On the eleventh storey of the hospital’s Ruskin Wing in Denmark Hill, the pad will serve an area of four million people in Kent, Surrey and Sussex.
Medics will now be able to treat major trauma patients with life-threatening head injuries 25 minutes faster and more reliably than by ambulance.
Robert Bentley, clinical director of the King’s Trauma Centre , and south east London Major Trauma Network, said: “This is a huge achievement for all the staff, and as you know the NHS is hard pressed at the moment.
“Up until now helicopters had to land in Ruskin Park, which took a total of 25 minutes to transfer the patients.

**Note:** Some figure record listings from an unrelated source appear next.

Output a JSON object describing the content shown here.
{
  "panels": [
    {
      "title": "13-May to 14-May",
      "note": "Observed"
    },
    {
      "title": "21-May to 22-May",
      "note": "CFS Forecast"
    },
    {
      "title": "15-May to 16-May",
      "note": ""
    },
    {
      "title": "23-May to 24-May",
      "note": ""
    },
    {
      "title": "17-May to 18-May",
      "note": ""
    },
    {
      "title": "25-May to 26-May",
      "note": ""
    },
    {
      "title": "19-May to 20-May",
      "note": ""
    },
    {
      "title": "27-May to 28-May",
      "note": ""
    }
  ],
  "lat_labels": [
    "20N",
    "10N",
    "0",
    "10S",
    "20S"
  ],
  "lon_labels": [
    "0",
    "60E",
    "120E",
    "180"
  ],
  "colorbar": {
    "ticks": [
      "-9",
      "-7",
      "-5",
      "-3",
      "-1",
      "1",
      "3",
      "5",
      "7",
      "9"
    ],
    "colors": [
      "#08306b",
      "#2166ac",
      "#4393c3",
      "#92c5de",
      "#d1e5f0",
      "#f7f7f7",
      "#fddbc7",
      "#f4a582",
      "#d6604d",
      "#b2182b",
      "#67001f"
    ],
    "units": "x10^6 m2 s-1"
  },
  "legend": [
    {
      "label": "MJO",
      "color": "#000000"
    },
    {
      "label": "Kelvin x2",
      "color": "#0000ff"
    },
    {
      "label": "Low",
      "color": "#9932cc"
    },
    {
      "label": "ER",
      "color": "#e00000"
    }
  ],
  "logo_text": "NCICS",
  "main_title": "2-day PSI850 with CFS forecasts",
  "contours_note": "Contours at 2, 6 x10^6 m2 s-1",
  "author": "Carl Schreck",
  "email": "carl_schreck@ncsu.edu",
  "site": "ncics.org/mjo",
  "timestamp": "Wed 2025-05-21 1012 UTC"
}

“For our most critical patients that is critical time. They have to go over speed bumps and other potential complications. But now we can transfer them in five minutes.”
Funding for the helipad came from the County Air Ambulance Help Appeal, led by chief executive Robert Bertram, which donated £2.75m. Patients, families and medics donated over £500,000 through fundraising.
Two air ambulances operate in the south east of England, operated by Kent Surrey Sussex Air Ambulance, an entirely charity-funded organisation.
The helipad is also the UK’s first to be equipped with a ‘deck integrated firefighting system’. Dozens of jets of foam can be automatically sprayed in the event of a helipad fire, and will save King’s College Hospital NHS Foundation Trust £300,000 per year.
Dr Malcolm Tunnicliff, clinical director of Emergency Medicine at King’s, said: “We treat some of the most seriously ill and critically injured patients in the south east.
“The helipad will speed up the time it takes to transfer patients from helicopter to hospital, giving them the best chance of survival.”